全抵抗の分解:
$$R_T = C_f(1+k_1)\cdot\tfrac{1}{2}\rho V^2 S + R_w + R_{app}$$ITTC-57摩擦係数:$C_f = \dfrac{0.075}{(\log_{10} Re - 2)^2}$
フルード数:$Fr = \dfrac{V}{\sqrt{gL}}$ 有効馬力:$P_E = R_T \times V$
船舶抵抗推定・ハルスピード計算機とは
よくある質問
実世界での応用
初期船型設計:新規船舶の設計初期段階で、主機関(エンジン)の必要馬力やプロペラの大きさを迅速に概算します。ブロック係数や船長・幅を変えながら、抵抗が最小となる船型を探索するのに活用されます。
経済性・環境性能評価:計算された燃料消費量と航続距離から、運航コストを試算します。国際海事機関(IMO)が定めるエネルギー効率指標(EEXI/CII)への適合性を事前にチェックする目的でも使用されます。

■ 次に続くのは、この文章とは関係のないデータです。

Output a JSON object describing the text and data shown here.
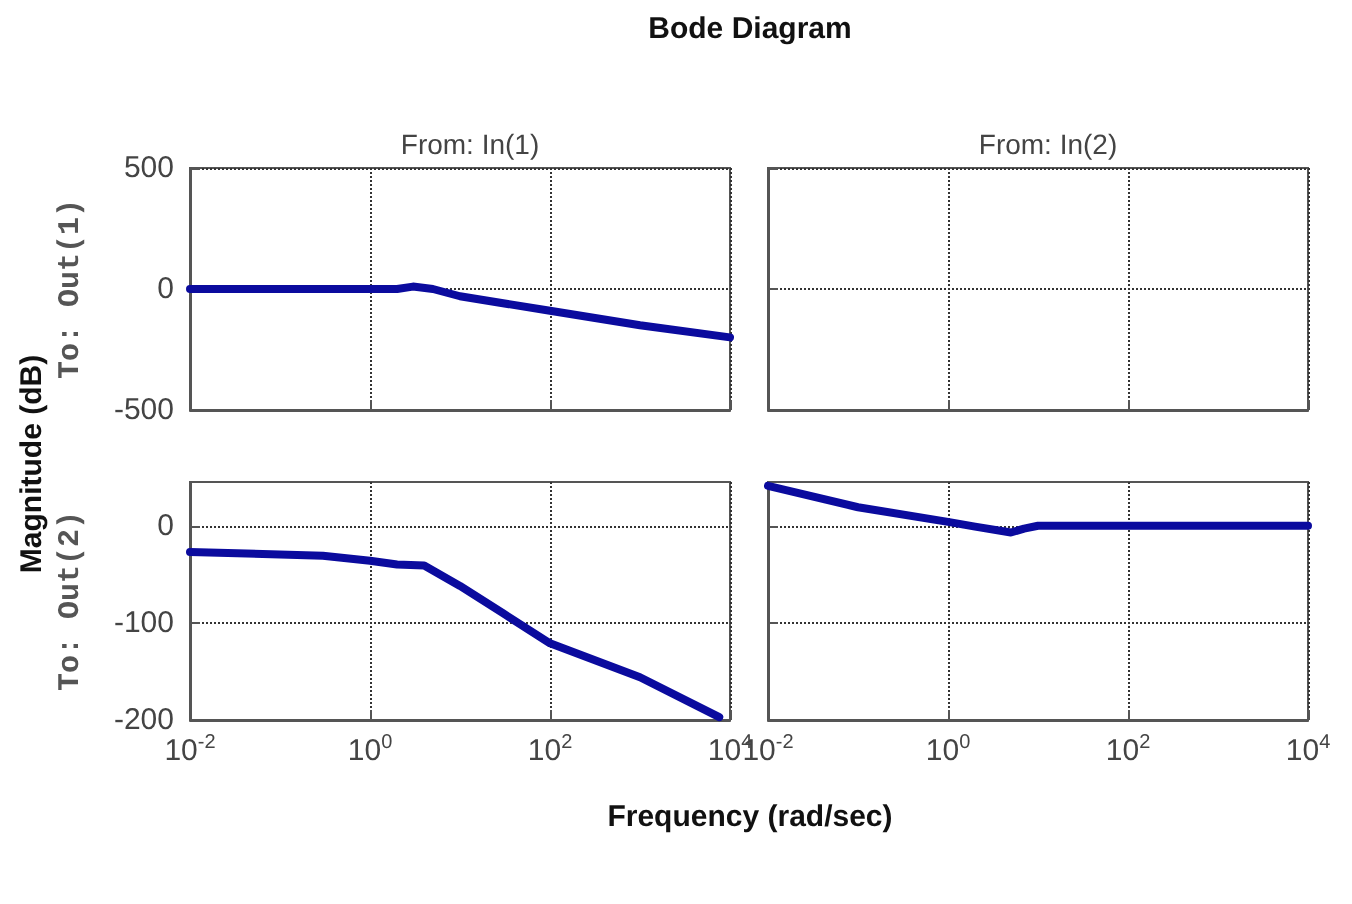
{
  "chart_data": [
    {
      "type": "line",
      "title": "From: In(1)",
      "ylabel": "To: Out(1)",
      "annotations": [
        "Bode Diagram",
        "Magnitude (dB)"
      ],
      "log": "x",
      "xlim": [
        0.01,
        10000
      ],
      "xticks": [
        {
          "value": 0.01,
          "label": null
        },
        {
          "value": 1,
          "label": null
        },
        {
          "value": 100,
          "label": null
        },
        {
          "value": 10000,
          "label": null
        }
      ],
      "ylim": [
        -500,
        500
      ],
      "yticks": [
        -500,
        0,
        500
      ],
      "tick_labels": "y",
      "grid": true,
      "marker": "none",
      "line_style": "solid",
      "series": [
        {
          "color": "#0b0b9e",
          "x": [
            0.01,
            1,
            2,
            3,
            5,
            10,
            100,
            1000,
            10000
          ],
          "values": [
            0,
            0,
            0,
            10,
            0,
            -30,
            -90,
            -150,
            -200
          ]
        }
      ]
    },
    {
      "type": "line",
      "title": "From: In(2)",
      "log": "x",
      "xlim": [
        0.01,
        10000
      ],
      "xticks": [
        {
          "value": 0.01,
          "label": null
        },
        {
          "value": 1,
          "label": null
        },
        {
          "value": 100,
          "label": null
        },
        {
          "value": 10000,
          "label": null
        }
      ],
      "ylim": [
        -500,
        500
      ],
      "yticks": [
        -500,
        0,
        500
      ],
      "tick_labels": false,
      "grid": true
    },
    {
      "type": "line",
      "ylabel": "To: Out(2)",
      "log": "x",
      "xlim": [
        0.01,
        10000
      ],
      "xticks": [
        {
          "value": 0.01,
          "label": "10$^{-2}$"
        },
        {
          "value": 1,
          "label": "10$^{0}$"
        },
        {
          "value": 100,
          "label": "10$^{2}$"
        },
        {
          "value": 10000,
          "label": "10$^{4}$"
        }
      ],
      "ylim": [
        -200,
        45
      ],
      "yticks": [
        -200,
        -100,
        0
      ],
      "grid": true,
      "marker": "none",
      "line_style": "solid",
      "series": [
        {
          "color": "#0b0b9e",
          "x": [
            0.01,
            0.3,
            1,
            2,
            4,
            10,
            30,
            100,
            1000,
            7600
          ],
          "values": [
            -27,
            -31,
            -36,
            -40,
            -41,
            -62,
            -90,
            -121,
            -156,
            -197
          ]
        }
      ]
    },
    {
      "type": "line",
      "xlabel": "Frequency (rad/sec)",
      "log": "x",
      "xlim": [
        0.01,
        10000
      ],
      "xticks": [
        {
          "value": 0.01,
          "label": "10$^{-2}$"
        },
        {
          "value": 1,
          "label": "10$^{0}$"
        },
        {
          "value": 100,
          "label": "10$^{2}$"
        },
        {
          "value": 10000,
          "label": "10$^{4}$"
        }
      ],
      "ylim": [
        -200,
        45
      ],
      "yticks": [
        -200,
        -100,
        0
      ],
      "tick_labels": "x",
      "grid": true,
      "marker": "none",
      "line_style": "solid",
      "series": [
        {
          "color": "#0b0b9e",
          "x": [
            0.01,
            0.1,
            1,
            2,
            5,
            7,
            10,
            100,
            5000,
            10000
          ],
          "values": [
            41,
            19,
            4,
            -1,
            -7,
            -3,
            0,
            0,
            0,
            0
          ]
        }
      ]
    }
  ]
}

CFD解析の前処理:詳細で計算コストの高いCFD(数値流体力学)シミュレーションを行う前に、本ツールで抵抗のおおよその値と傾向を把握します。これにより、解析ケースを効率的に設定し、設計サイクルを短縮できます。
運航支援・速力指令:実船の運航において、天候や積載状態を考慮した上で、最も燃料効率の良い運航速力(エコスピード)を決定するための参考データとして利用されることもあります。
よくある誤解と注意点
このツールは強力ですが、使い方を誤ると現実とかけ離れた結果が出てしまいます。まず、「ブロック係数(Cb)」と「船型係数(1+k1)」の混同に注意。Cbは船の「太り具合」を表す幾何学的な値で、一方の(1+k1)は摩擦抵抗が船型によってどれだけ増幅されるかを示す「係数」です。例えば、Cbが同じ0.7の貨物船とタンカーでも、船尾形状の違いで(1+k1)は異なります。ツールでは経験的なデフォルト値が入っていますが、可能であれば類似船の実測データから逆算した値を使うのがベストです。

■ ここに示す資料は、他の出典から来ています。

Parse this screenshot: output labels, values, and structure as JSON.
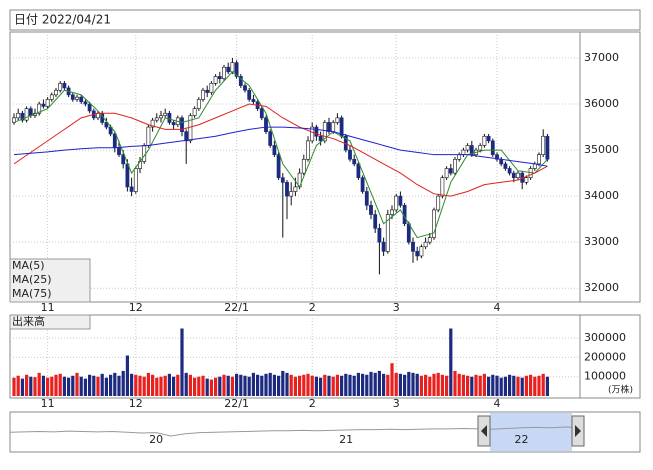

次に、「付加抵抗(R_app)」の過小評価。これは船体付属物(バルブ、舵、プロペラ軸支架など)による抵抗です。初期設計では「とりあえず全抵抗の5〜10%」と大雑把に見積もりがちですが、特殊な装備(例えば大型のサイドスラスター)がある船では、これが性能予測の誤差の大きな原因になります。ツールでパラメータを変えて感度分析し、「この装備を付けると、どれだけ速力が落ちるか」を定量的に把握しておきましょう。
最後に、計算結果の絶対値よりも「傾向」を重視すること。ホルトロップ-メネン法はあくまで経験式。例えば、計算で「速力15ノットで有効馬力が5,000kW」と出ても、実際の船では4,800kWか5,300kWかもしれません。しかし、「速力を16ノットに上げると馬力が7,000kWに跳ね上がる」という変化の傾向は非常に信頼性が高いです。設計では「A案とB案、どちらが抵抗が低いか」という比較にこそ、このツールの真価が発揮されます。